Most Americans, especially teens, are sedentary and aren’t getting the recommended level of calcium needed (about 1200 mg per day) every day to build bone mass.
Calcium is a major player regarding bone density. Ninety-nine percent of it is found in our bones where calcium helps to give bone its structure. The remaining one percent is found in the blood and other body fluids where calcium helps in muscle contraction, blood clotting and nerve transmission. If we don’t get enough calcium, several health problems can result, the primary one being osteoporosis.
What is Osteoporosis?
Osteoporosis is a condition of weak bones caused by a gradual loss of the structural minerals such as calcium. It is often termed the “silent disease” because it develops slowly over a period of years before the obvious signs such as loss of height, curvature of the spine or fractured bones occur. There is no cure, but it can be prevented if you know what it is, how it develops and what you can do to avoid it. The following questions will help you find out.
How Old Are You?
If you’re over 40, your bones are starting to become thinner.
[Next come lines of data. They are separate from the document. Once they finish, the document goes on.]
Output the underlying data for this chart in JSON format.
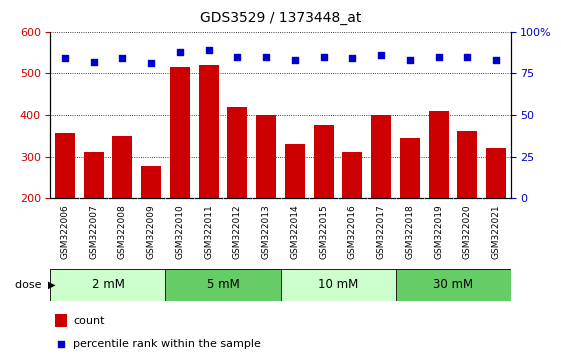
{
  "title": "GDS3529 / 1373448_at",
  "samples": [
    "GSM322006",
    "GSM322007",
    "GSM322008",
    "GSM322009",
    "GSM322010",
    "GSM322011",
    "GSM322012",
    "GSM322013",
    "GSM322014",
    "GSM322015",
    "GSM322016",
    "GSM322017",
    "GSM322018",
    "GSM322019",
    "GSM322020",
    "GSM322021"
  ],
  "counts": [
    358,
    312,
    350,
    278,
    515,
    520,
    420,
    400,
    330,
    376,
    312,
    400,
    345,
    410,
    362,
    320
  ],
  "percentiles": [
    84,
    82,
    84,
    81,
    88,
    89,
    85,
    85,
    83,
    85,
    84,
    86,
    83,
    85,
    85,
    83
  ],
  "dose_groups": [
    {
      "label": "2 mM",
      "start": 0,
      "end": 4,
      "color": "#ccffcc"
    },
    {
      "label": "5 mM",
      "start": 4,
      "end": 8,
      "color": "#66cc66"
    },
    {
      "label": "10 mM",
      "start": 8,
      "end": 12,
      "color": "#ccffcc"
    },
    {
      "label": "30 mM",
      "start": 12,
      "end": 16,
      "color": "#66cc66"
    }
  ],
  "ylim_left": [
    200,
    600
  ],
  "ylim_right": [
    0,
    100
  ],
  "yticks_left": [
    200,
    300,
    400,
    500,
    600
  ],
  "yticks_right": [
    0,
    25,
    50,
    75,
    100
  ],
  "bar_color": "#cc0000",
  "dot_color": "#0000cc",
  "tick_area_color": "#cccccc",
  "legend_count_color": "#cc0000",
  "legend_pct_color": "#0000cc",
  "plot_bg": "#ffffff"
}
This is just a normal part of aging. The bones become thinner because they are losing calcium faster than they gain it. But you can slow down the rate at which your bones lose calcium by eating calcium-rich foods (see table).
Do Any of Your Relatives Have Osteoporosis?
If you inherited a small, thin skeleton, then you have a greater chance of developing osteoporosis. Caucasian and Oriental women are at higher risk as they tend to have small frames and thinner bones than men and African-American women.